Par comparaison, la 2 CV R-Fit est une bombe avec ses 85 km/h propulsés par un moteur de 15 kW (20 ch), avec une autonomie de 100 km. D’autant que les routes escarpées des calanques et les rares petites rues autorisées aux voitures du cœur de Cassis sont limitées à 30 km/h ou 50 km/h. L’iconique levier de vitesse à boule reste présent, à ceci près qu’il ne sert pas à grand chose. « On se met en troisième et on peut passer partout », insiste Julien Vagner. En effet, la transmission d’origine a été volontairement conservée pour rester dans l’esprit « deudeuche », ce qui n’empêche pas la 2 CV électrique de grimper les côtes avec plus d’aisance que ses aïeules thermiques et de « gîter » toujours autant dans les virages. « On pourrait faire plus rapide, avec une autonomie plus importante, mais ce serait beaucoup plus cher », dit-il. Difficilement envisageable. Même avec l’aide de l’Etat (de 5 000 euros à 9 000 euros), le kit R-Fit (pack batterie lithium-fer-phosphate, moteur électrique) est facturé 14 000 euros, main-d’œuvre incluse. Compter 23 000 euros pour une 2 CV entièrement restaurée et 24 000 euros pour une Eden neuve. De quoi hésiter.
« L’électrique, c’est schizophrène ! », s’exclame Julien Vagner. « C’est vrai, poursuit-il. Si toutes les voitures passaient à l’électrique, on ne pourrait pas fournir l’électricité nécessaire. » Affirmation inexacte. Selon le rapport du 15 mai 2019 de RTE, le gestionnaire du réseau de transport d’électricité, le système électrique français pourrait tout à fait répondre aux besoins. En revanche, RTE et Julien Vagner se retrouvent sur le long terme pour tabler sur l’hydrogène, solution technique d’ailleurs prévue dans le cadre de la récente homologation du rétrofit.

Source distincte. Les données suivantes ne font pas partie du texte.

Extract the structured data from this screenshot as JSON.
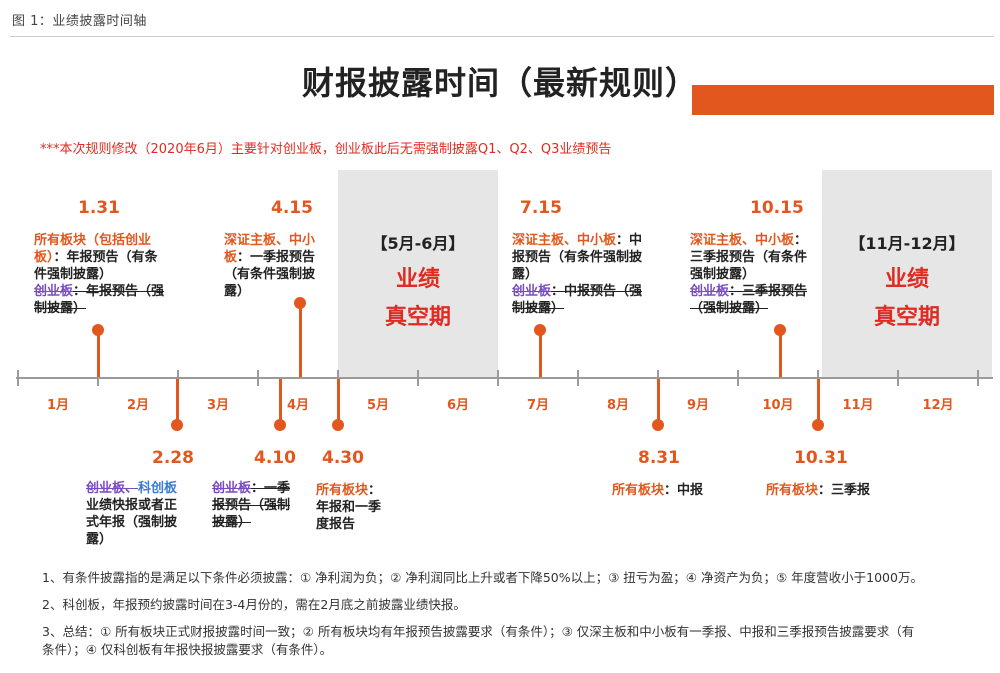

« Si la France décroche la timbale de l’hydrogène, s’enthousiasme à son tour Arnaud Pigounides, fondateur de Retrofuture Electric Vehicles et président de l’AIRe, cela veut dire des piles à combustible moins chères, un système de batteries plus petites et un réservoir à hydrogène que l’on pourra recharger tous les 500 km comme si on faisait un plein de carburant. » Dans ce cas, n’est-il pas paradoxal de s’investir autant dans le rétrofit ? « L’électrique est une très bonne transition, on en a pour vingt ans ! », assure Julien Vagner.